Fuel Cells 101
Fuel Cells vs. Aluminum Tanks
While there are many products on the market today using the term 'fuel cell' this is, often times, a loose or incorrect association. Fuel cells consist of three main components; 1) an aluminum or steel outer container; 2) an internal, soft-resin bladder; and 3) explosion suppressant foam. The outer container is designed to help the bladder keep its shape and blunt any objects that hit it during an accident. The soft-bladder is designed to flex and absorb an impact and disperse its energy while containing the fuel. The foam is designed to both mitigate fuel slosh within the tank (to ensure better fuel delivery) and to prevent any pooling of vapors inside the tank from catching fire if there's a spark. Aluminum tanks typically consist of a completely sealed aluminum can with either internal baffled walls or a lowered sump to reduce fuel slosh and trap the fuel for delivery to the engine. While all fuel cells can be considered a fuel tank, no tank can be considered a fuel cell without all three components. From here fuel cells can be broken down into two main categories: FIA certified and non-FIA certified.
FIA vs. Non-FIA Certified
Many competitions require a standard FIA certified fuel cell in order to compete. So when it comes to competition use of a fuel cell it's important to know whether your cell is FIA certified or not. While most soft-resin bladders are built to FIA specifications (as outlined under FIA FT3/3.5/5-1999 specifications relating to fuel safety bladders) not all fuel cells come with an FIA certification/rating. Most companies, including Harmon Racing Cells, charge an additional fee that ranges from as little as $25 to nearly $100 USD to 'certify' a fuel cell. This includes, but is not limited to, special testing and a tamper-proof sticker adhered to the bladder itself. This sticker is only available through FIA approved fuel cell manufacturers and signifies that the fuel cell meets or exceeds FIA FT3-1999 standards for fuel cell bladder strength, construction, and assembly. This allows the safety bladder to be used in competition use worldwide in any FIA sanctioned event or any sanctioning body adhering to FIA safety standards.

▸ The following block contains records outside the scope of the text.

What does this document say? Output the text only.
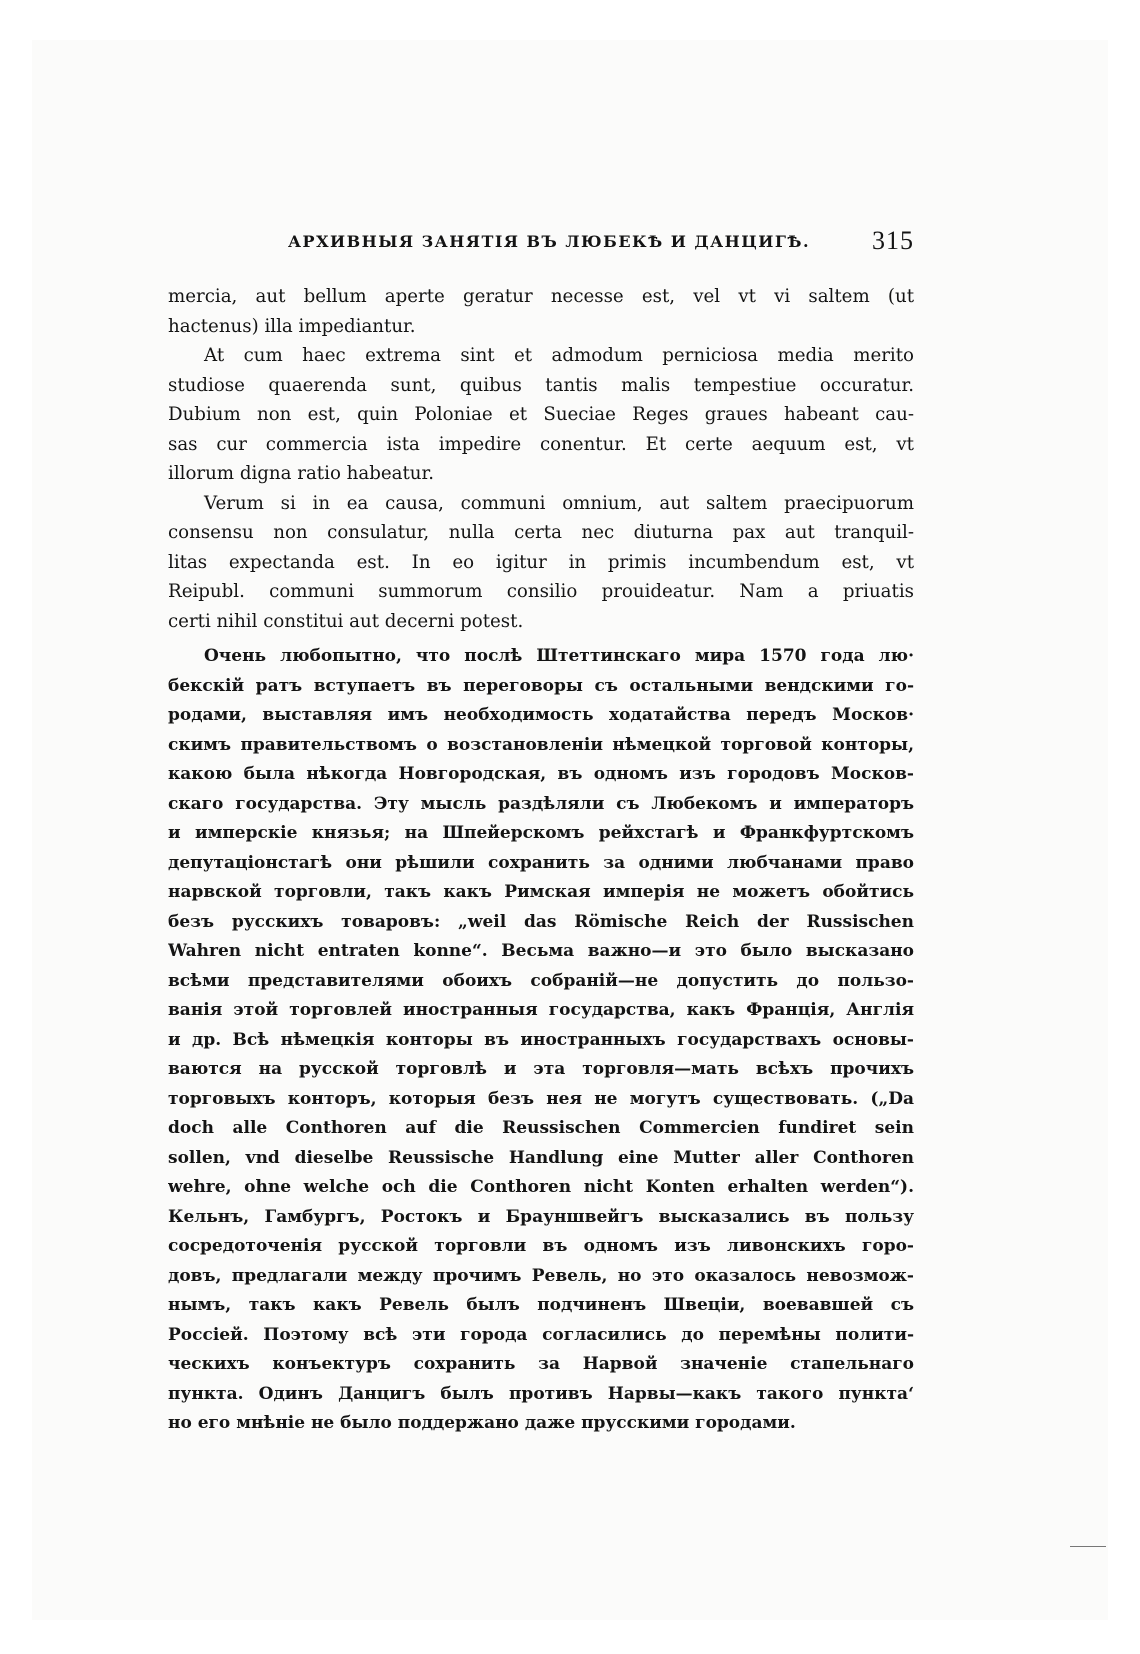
АРХИВНЫЯ ЗАНЯТІЯ ВЪ ЛЮБЕКѢ И ДАНЦИГѢ. 315
mercia, aut bellum aperte geratur necesse est, vel vt vi saltem (ut
hactenus) illa impediantur.
At cum haec extrema sint et admodum perniciosa media merito
studiose quaerenda sunt, quibus tantis malis tempestiue occuratur.
Dubium non est, quin Poloniae et Sueciae Reges graues habeant cau-
sas cur commercia ista impedire conentur. Et certe aequum est, vt
illorum digna ratio habeatur.
Verum si in ea causa, communi omnium, aut saltem praecipuorum
consensu non consulatur, nulla certa nec diuturna pax aut tranquil-
litas expectanda est. In eo igitur in primis incumbendum est, vt
Reipubl. communi summorum consilio prouideatur. Nam a priuatis
certi nihil constitui aut decerni potest.
Очень любопытно, что послѣ Штеттинскаго мира 1570 года лю·
бекскій ратъ вступаетъ въ переговоры съ остальными вендскими го-
родами, выставляя имъ необходимость ходатайства передъ Москов·
скимъ правительствомъ о возстановленіи нѣмецкой торговой конторы,
какою была нѣкогда Новгородская, въ одномъ изъ городовъ Москов-
скаго государства. Эту мысль раздѣляли съ Любекомъ и императоръ
и имперскіе князья; на Шпейерскомъ рейхстагѣ и Франкфуртскомъ
депутаціонстагѣ они рѣшили сохранить за одними любчанами право
нарвской торговли, такъ какъ Римская имперія не можетъ обойтись
безъ русскихъ товаровъ: „weil das Römische Reich der Russischen
Wahren nicht entraten konne“. Весьма важно—и это было высказано
всѣми представителями обоихъ собраній—не допустить до пользо-
ванія этой торговлей иностранныя государства, какъ Франція, Англія
и др. Всѣ нѣмецкія конторы въ иностранныхъ государствахъ основы-
ваются на русской торговлѣ и эта торговля—мать всѣхъ прочихъ
торговыхъ конторъ, которыя безъ нея не могутъ существовать. („Da
doch alle Conthoren auf die Reussischen Commercien fundiret sein
sollen, vnd dieselbe Reussische Handlung eine Mutter aller Conthoren
wehre, ohne welche och die Conthoren nicht Konten erhalten werden“).
Кельнъ, Гамбургъ, Ростокъ и Брауншвейгъ высказались въ пользу
сосредоточенія русской торговли въ одномъ изъ ливонскихъ горо-
довъ, предлагали между прочимъ Ревель, но это оказалось невозмож-
нымъ, такъ какъ Ревель былъ подчиненъ Швеціи, воевавшей съ
Россіей. Поэтому всѣ эти города согласились до перемѣны полити-
ческихъ конъектуръ сохранить за Нарвой значеніе стапельнаго
пункта. Одинъ Данцигъ былъ противъ Нарвы—какъ такого пункта‘
но его мнѣніе не было поддержано даже прусскими городами.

Counter to FIA certified bladders, non-certified ones may or may not be allowed for competition use, depending on the particular racing body. While most soft-resin bladders are FIA certified most hard-bladders, such as plastic polyethylene or polypropylene tanks, are not as they are not made to FIA standards. While plastic tanks are considered a fuel cell by definition, they are not an equivalent substitute in terms of strength, construction, or safety.